I'm currently looking at building my own enclosure for my pair of Ridge-Tailed Monitor Lizards or modifying an existing television cabinet for them to live in. Was just wanting to get some insight on which varieties of wood would be safe to use for the enclosure. I know that pine and cedar are a definite no as they can cause health issues. As far as I know Tasmanian oak and melamine are fine to use though. 

Does anyone have any other recommendations or can someone tell me if recycled Oregon timber is safe to use?


----------



## Rogue5861 (Aug 3, 2014)

Any timbe is fine if you sealing it, lots of people use pine and plywoods when sealed.

I used melamine for my ridge tails, siliconed all edgings and ive had no issues when i soak there enclosure.


Rick


----------



## nir.n (Aug 3, 2014)

Hey, I'm planning on getting a pair or a trio of ackies soon and I wanted to build a melamine enclosure but after some research I found out they need relatively high humidity levels and require humid substrate. One member wrote that every melamine terrarium he used got destroyed after max 18 month. If ill put silicone around the edges there shouldnt be a problem with the humidity ackies need? 
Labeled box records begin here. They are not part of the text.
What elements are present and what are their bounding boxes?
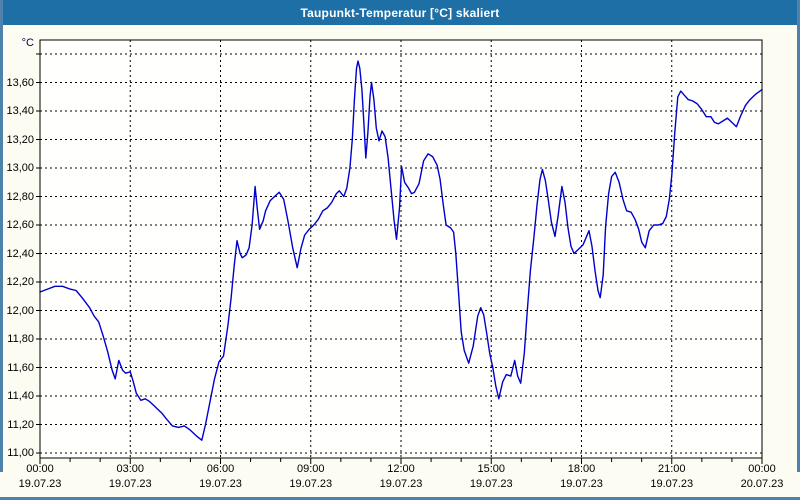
x-tick-date-label: 19.07.23 — [289, 478, 333, 490]
y-tick-label: 13,40 — [6, 105, 34, 117]
x-tick-time-label: 00:00 — [748, 463, 776, 475]
x-tick-time-label: 03:00 — [116, 463, 145, 475]
x-tick-time-label: 15:00 — [477, 463, 506, 475]
window-frame-bottom — [0, 497, 800, 500]
x-tick-date-label: 19.07.23 — [469, 478, 513, 490]
y-axis-unit-label: °C — [21, 37, 34, 49]
y-tick-label: 11,40 — [7, 390, 34, 402]
y-tick-label: 12,20 — [6, 276, 34, 288]
y-tick-label: 13,20 — [6, 133, 34, 146]
window-frame-right — [797, 0, 800, 472]
temperature-line — [39, 60, 763, 441]
window-frame-left — [0, 0, 3, 472]
window-title: Taupunkt-Temperatur [°C] skaliert — [300, 5, 500, 20]
y-tick-label: 12,60 — [6, 219, 34, 231]
title-bar: Taupunkt-Temperatur [°C] skaliert — [0, 0, 800, 25]
y-tick-label: 12,40 — [6, 247, 34, 260]
y-tick-label: 13,00 — [6, 162, 34, 174]
x-tick-date-label: 19.07.23 — [18, 478, 62, 490]
x-tick-date-label: 19.07.23 — [379, 478, 423, 490]
y-tick-label: 12,00 — [6, 304, 34, 317]
x-tick-time-label: 09:00 — [296, 463, 325, 475]
y-tick-label: 11,80 — [7, 333, 34, 345]
x-tick-time-label: 21:00 — [657, 463, 686, 475]
y-tick-label: 11,00 — [7, 447, 34, 459]
x-tick-time-label: 12:00 — [387, 463, 415, 475]
x-tick-date-label: 19.07.23 — [199, 478, 242, 490]
y-tick-label: 11,20 — [7, 418, 34, 431]
x-tick-time-label: 00:00 — [26, 463, 54, 475]
x-tick-time-label: 06:00 — [206, 463, 235, 475]
y-tick-label: 11,60 — [7, 361, 34, 374]
x-tick-date-label: 20.07.23 — [740, 478, 784, 490]
y-tick-label: 12,80 — [6, 190, 34, 203]
x-tick-date-label: 19.07.23 — [560, 478, 603, 490]
plot-canvas — [36, 39, 763, 464]
x-tick-date-label: 19.07.23 — [650, 478, 694, 490]
x-tick-date-label: 19.07.23 — [108, 478, 152, 490]
plot-border — [39, 39, 763, 459]
plot-background — [40, 40, 762, 458]
x-tick-time-label: 18:00 — [567, 463, 596, 475]
y-tick-label: 13,60 — [6, 76, 34, 89]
Also, I know it not very related but I might as well ask, how much ventilation do they need? should I use a standard panel or three of those smaller ventilation circles would do the job(keeping in mind that humidity and temp should be relatively high)?

Thanks in advance!


----------



## Rogue5861 (Aug 4, 2014)

Over winter i block my ventilation so i can keep the heat up. I have 3 100mm round vents on the top rear and 4 40mm round vents at the front bottom. Ackies dont need it moist all the time but they appreciate humidity to be between 35-70%, any less and they can have shedding issues and any more could cause RI.


Rick


----------



## nir.n (Aug 4, 2014)

Can I only place ventilation at the back of the enclosure? I heard they need high front piece (the piece of melamine on which the doors are mounted) because they require deep substrate, I read that the recommended hight is 30 cm+4 cm vents+3cm+- from under and over the vent, thats aprox 40 cm while standard is 10. 
Because they dont need too much ventilation maybe just the back will be enough? or do the opposite, high vent in the front and low in the back?
And is 30 cm front a must or 20cm for example will be good as well?

sorry if its abit off topic...


----------



## Native_EWD (Aug 4, 2014)

A lot of breeders I've seen have a 10litre or so tub full of sand in there ackie setups, while the substrate is only 2-3 cms deep.


----------



## Rogue5861 (Aug 4, 2014)

Mine has a 20cm piece front, have between 15-20cm of sand for them. I will be suppling a seperate lay box for them when the time comes so they arnt laid all around the enclosure, nothing worst then hunting for eggs in 60-80kgs of sand.


Rick


----------



## nir.n (Aug 4, 2014)

Thanks for the answers! What do you think about the vent placement I mentioned before?


----------